Big data was developed to address the problem of the data explosion. Consider that Google processed more than 2 million search queries per minute in 2012 and today they receive more than 4 million per minute. The global Internet population is at least 2.4 billion strong and growing, which means the amount of social data is growing at an incredible rate. There are 2.078 billion active social media accounts, including 1.68 billion active mobile social media accounts. Mobile users are driving Internet traffic even faster. Gartner reports that mobile data traffic is expected to grow by 59 percent this year to reach 51.8 million terabytes, growing to 79.5 million terabytes by 2016. Then there is the Internet of Things (IoT). The number of devices connected to the Internet will grow to 26 billion units in five years, a 30-fold increase from 2009 according to Gartner.
All that data can be analyzed to answer business-critical questions. Big data evolved because conventional database management can’t handle that much data, nor can it effectively manage unstructured data such as social media conversations. However, the roots of big data are still firmly planted in well-defined SQL and established database management strategies.
Beyond the Data Warehouse
Big data is defined as data that exceeds the capacity of conventional database systems because the data is too big, too fast, and doesn’t fit the structure of most database architectures. More importantly, big data offers a means to distill vast amounts of information into insights that promote better business decisions relating to product development, market development, operational efficiency, customer demand, and market predictions.
What big data does is address three database challenges: storage, processing, and management – those elements that conventional database management can’t address at scale.
Data storage is the first problem. Some companies think they can throw more enterprise storage at big data. Data storage is cheap, but RAID arrays can’t keep pace with data growth. Buying more storage capacity every six months is not only expensive but it puts stress on the IT team, and it’s still insufficient for most big data projects. That’s why most big data projects are leveraging the elasticity of cloud data storage.
Part of the problem with any kind of big data storage is that most of the data is duplicated or synthesized. Different departments and groups duplicate records for their own use and what starts as 100 terabytes can become a petabyte of data, all of which is stored and backed up without deduplication.
The solution to the duplication problem is to create a distributed data repository where you access one copy of the actual data without creating network overhead. Virtualization is a great tool to meet this need. Virtualization reduces the data footprint and centralizes management of the data. Using a virtual data model you can process data more efficiently, manage access and security from a central location even though the data is distributed, and get analysis that is fast and more accurate since there is less duplicate data.
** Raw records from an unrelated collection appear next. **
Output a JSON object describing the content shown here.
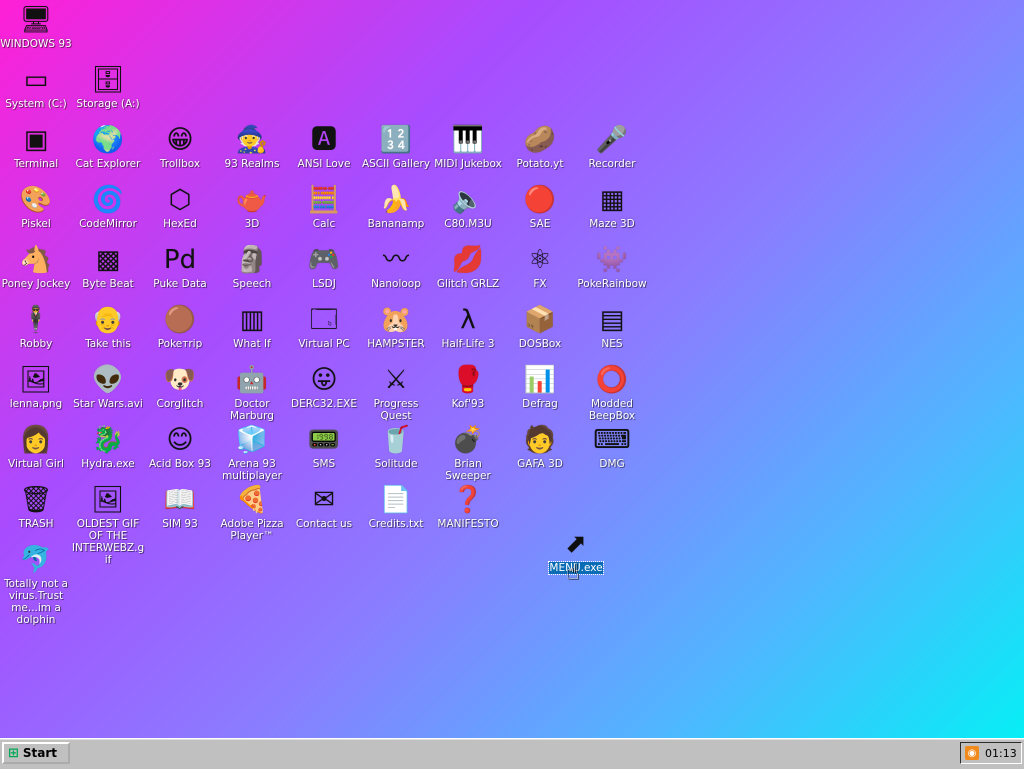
{
  "desktop": {
    "icons": {
      "windows93": {
        "label": "WINDOWS 93",
        "glyph": "🖥"
      },
      "system": {
        "label": "System (C:)",
        "glyph": "▭"
      },
      "storage": {
        "label": "Storage (A:)",
        "glyph": "🗄"
      },
      "terminal": {
        "label": "Terminal",
        "glyph": "▣"
      },
      "cat_explorer": {
        "label": "Cat Explorer",
        "glyph": "🌍"
      },
      "trollbox": {
        "label": "Trollbox",
        "glyph": "😁"
      },
      "realms": {
        "label": "93 Realms",
        "glyph": "🧙"
      },
      "ansi_love": {
        "label": "ANSI Love",
        "glyph": "🅰"
      },
      "ascii_gallery": {
        "label": "ASCII Gallery",
        "glyph": "🔢"
      },
      "midi_jukebox": {
        "label": "MIDI Jukebox",
        "glyph": "🎹"
      },
      "potato": {
        "label": "Potato.yt",
        "glyph": "🥔"
      },
      "recorder": {
        "label": "Recorder",
        "glyph": "🎤"
      },
      "piskel": {
        "label": "Piskel",
        "glyph": "🎨"
      },
      "codemirror": {
        "label": "CodeMirror",
        "glyph": "🌀"
      },
      "hexed": {
        "label": "HexEd",
        "glyph": "⬡"
      },
      "three_d": {
        "label": "3D",
        "glyph": "🫖"
      },
      "calc": {
        "label": "Calc",
        "glyph": "🧮"
      },
      "bananamp": {
        "label": "Bananamp",
        "glyph": "🍌"
      },
      "c80": {
        "label": "C80.M3U",
        "glyph": "🔈"
      },
      "sae": {
        "label": "SAE",
        "glyph": "🔴"
      },
      "maze": {
        "label": "Maze 3D",
        "glyph": "▦"
      },
      "poney": {
        "label": "Poney Jockey",
        "glyph": "🐴"
      },
      "bytebeat": {
        "label": "Byte Beat",
        "glyph": "▩"
      },
      "puredata": {
        "label": "Puke Data",
        "glyph": "Pd"
      },
      "speech": {
        "label": "Speech",
        "glyph": "🗿"
      },
      "lsdj": {
        "label": "LSDJ",
        "glyph": "🎮"
      },
      "nanoloop": {
        "label": "Nanoloop",
        "glyph": "〰"
      },
      "glitch": {
        "label": "Glitch GRLZ",
        "glyph": "💋"
      },
      "fx": {
        "label": "FX",
        "glyph": "⚛"
      },
      "pokerainbow": {
        "label": "PokeRainbow",
        "glyph": "👾"
      },
      "robby": {
        "label": "Robby",
        "glyph": "🕴"
      },
      "takethis": {
        "label": "Take this",
        "glyph": "👴"
      },
      "poketrip": {
        "label": "Pokeтrip",
        "glyph": "🟤"
      },
      "whatif": {
        "label": "What If",
        "glyph": "▥"
      },
      "virtualpc": {
        "label": "Virtual PC",
        "glyph": "🗔"
      },
      "hampster": {
        "label": "HAMPSTER",
        "glyph": "🐹"
      },
      "halflife": {
        "label": "Half-Life 3",
        "glyph": "λ"
      },
      "dosbox": {
        "label": "DOSBox",
        "glyph": "📦"
      },
      "nes": {
        "label": "NES",
        "glyph": "▤"
      },
      "lenna": {
        "label": "lenna.png",
        "glyph": "🖼"
      },
      "starwars": {
        "label": "Star Wars.avi",
        "glyph": "👽"
      },
      "corglitch": {
        "label": "Corglitch",
        "glyph": "🐶"
      },
      "doctor": {
        "label": "Doctor Marburg",
        "glyph": "🤖"
      },
      "derc": {
        "label": "DERC32.EXE",
        "glyph": "😛"
      },
      "progress": {
        "label": "Progress Quest",
        "glyph": "⚔"
      },
      "kof": {
        "label": "Kof'93",
        "glyph": "🥊"
      },
      "defrag": {
        "label": "Defrag",
        "glyph": "📊"
      },
      "beepbox": {
        "label": "Modded BeepBox",
        "glyph": "⭕"
      },
      "virtualgirl": {
        "label": "Virtual Girl",
        "glyph": "👩"
      },
      "hydra": {
        "label": "Hydra.exe",
        "glyph": "🐉"
      },
      "acidbox": {
        "label": "Acid Box 93",
        "glyph": "😊"
      },
      "arena": {
        "label": "Arena 93 multiplayer",
        "glyph": "🧊"
      },
      "sms": {
        "label": "SMS",
        "glyph": "📟"
      },
      "solitude": {
        "label": "Solitude",
        "glyph": "🥤"
      },
      "brian": {
        "label": "Brian Sweeper",
        "glyph": "💣"
      },
      "gafa": {
        "label": "GAFA 3D",
        "glyph": "🧑"
      },
      "dmg": {
        "label": "DMG",
        "glyph": "⌨"
      },
      "trash": {
        "label": "TRASH",
        "glyph": "🗑"
      },
      "oldest": {
        "label": "OLDEST GIF OF THE INTERWEBZ.gif",
        "glyph": "🖼"
      },
      "sim": {
        "label": "SIM 93",
        "glyph": "📖"
      },
      "pizza": {
        "label": "Adobe Pizza Player™",
        "glyph": "🍕"
      },
      "contact": {
        "label": "Contact us",
        "glyph": "✉"
      },
      "credits": {
        "label": "Credits.txt",
        "glyph": "📄"
      },
      "manifesto": {
        "label": "MANIFESTO",
        "glyph": "❓"
      },
      "dolphin": {
        "label": "Totally not a virus.Trust me...im a dolphin",
        "glyph": "🐬"
      },
      "menu": {
        "label": "MENU.exe",
        "glyph": "⬈"
      }
    }
  },
  "taskbar": {
    "start_label": "Start",
    "start_glyph": "⊞",
    "tray_glyph": "◉",
    "clock": "01:13"
  },
  "cursor_glyph": "☝"
}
That’s the enterprise data model. Now consider the data management model.
Big Data and SQL, NoSQL, and Hadoop
Database management is based on SQL, which provides a common structure for data stored in the data warehouse. Big data uses tools such as NoSQL (not only SQL) that allow you to bring in other data sources, such as unstructured data, for analytics. NoSQL does not exclude SQL; it merely encompasses additional data beyond the SQL data in the data warehouse.
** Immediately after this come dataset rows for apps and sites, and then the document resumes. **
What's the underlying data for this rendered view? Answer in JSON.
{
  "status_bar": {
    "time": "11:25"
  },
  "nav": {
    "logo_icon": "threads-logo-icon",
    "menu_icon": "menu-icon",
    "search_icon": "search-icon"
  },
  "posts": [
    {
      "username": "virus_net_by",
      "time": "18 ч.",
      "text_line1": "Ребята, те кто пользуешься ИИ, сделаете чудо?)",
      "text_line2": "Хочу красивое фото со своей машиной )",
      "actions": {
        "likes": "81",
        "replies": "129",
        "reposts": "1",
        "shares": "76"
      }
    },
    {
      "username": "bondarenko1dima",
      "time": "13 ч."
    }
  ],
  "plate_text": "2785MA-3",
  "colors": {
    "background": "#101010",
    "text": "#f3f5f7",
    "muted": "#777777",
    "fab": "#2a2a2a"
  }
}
This is where your distributed database infrastructure comes into play. SQL manages archived data. NoSQL relaxes the conventions of SQL structure to support different forms of highly distributed data, providing a means to organize all data for analysis. Hadoop is the file system that manages the scalability and distributed data storage. Hadoop is fault tolerant, providing an open source platform to access structured and unstructured data stored in thousands of network clusters both in the enterprise and in the cloud.
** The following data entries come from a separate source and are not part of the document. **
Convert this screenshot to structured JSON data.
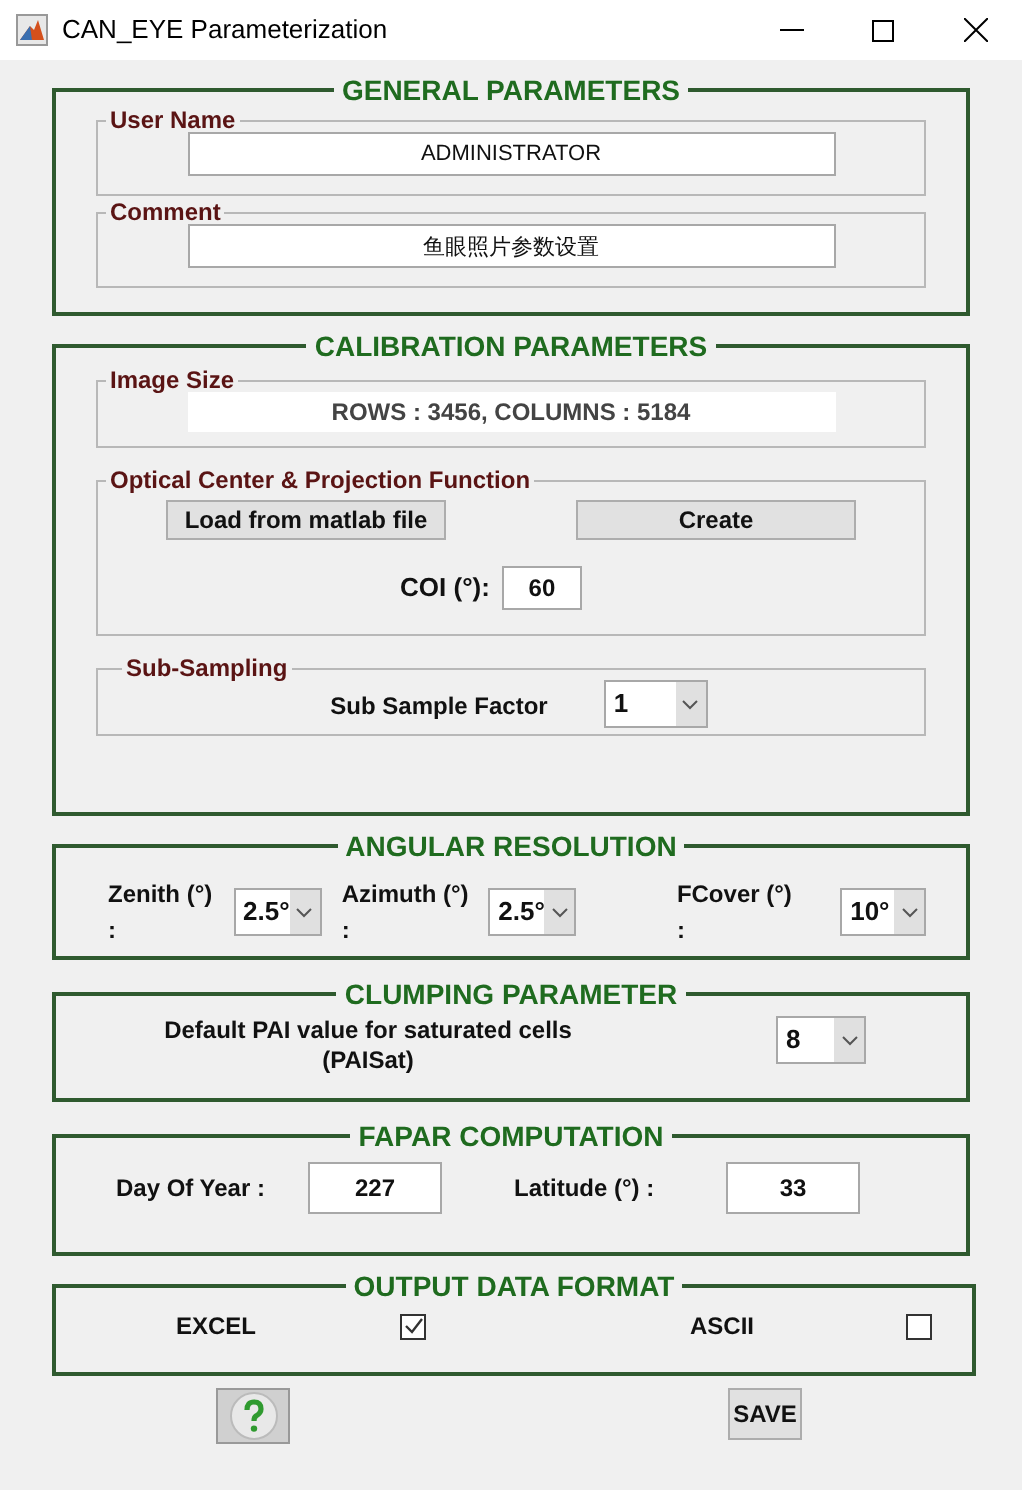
{
  "window": {
    "title": "CAN_EYE Parameterization"
  },
  "general_parameters": {
    "title": "GENERAL PARAMETERS",
    "user_name": {
      "label": "User Name",
      "value": "ADMINISTRATOR"
    },
    "comment": {
      "label": "Comment",
      "value": "鱼眼照片参数设置"
    }
  },
  "calibration_parameters": {
    "title": "CALIBRATION PARAMETERS",
    "image_size": {
      "label": "Image Size",
      "value": "ROWS : 3456, COLUMNS : 5184"
    },
    "optical_center": {
      "label": "Optical Center & Projection Function",
      "buttons": [
        "Load from matlab file",
        "Create"
      ],
      "coi": {
        "label": "COI (°):",
        "value": "60"
      }
    },
    "sub_sampling": {
      "label": "Sub-Sampling",
      "factor": {
        "label": "Sub Sample Factor",
        "value": "1"
      }
    }
  },
  "angular_resolution": {
    "title": "ANGULAR RESOLUTION",
    "fields": [
      {
        "label": "Zenith (°) :",
        "value": "2.5°"
      },
      {
        "label": "Azimuth (°) :",
        "value": "2.5°"
      },
      {
        "label": "FCover (°) :",
        "value": "10°"
      }
    ]
  },
  "clumping_parameter": {
    "title": "CLUMPING PARAMETER",
    "label": "Default PAI value for saturated cells\n(PAISat)",
    "value": "8"
  },
  "fapar_computation": {
    "title": "FAPAR COMPUTATION",
    "fields": [
      {
        "label": "Day Of Year :",
        "value": "227"
      },
      {
        "label": "Latitude (°) :",
        "value": "33"
      }
    ]
  },
  "output_data_format": {
    "title": "OUTPUT DATA FORMAT",
    "options": [
      {
        "label": "EXCEL",
        "checked": true
      },
      {
        "label": "ASCII",
        "checked": false
      }
    ]
  },
  "save_button": "SAVE"
}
Working together, virtualization, SQL, NoSQL, Hadoop, and related tools such as MapReduce, Pig, and Hive provide the means to assimilate large data sets and organize them for analysis. In a nutshell, big data takes the data warehouse and makes it infinitely scalable, using tools like NoSQL to accommodate any type of unstructured data set and using Hadoop to access data stored anywhere. Strategies like virtualization cut down on network overhead for data calls so analytics are faster; fast enough to handle real-time responses.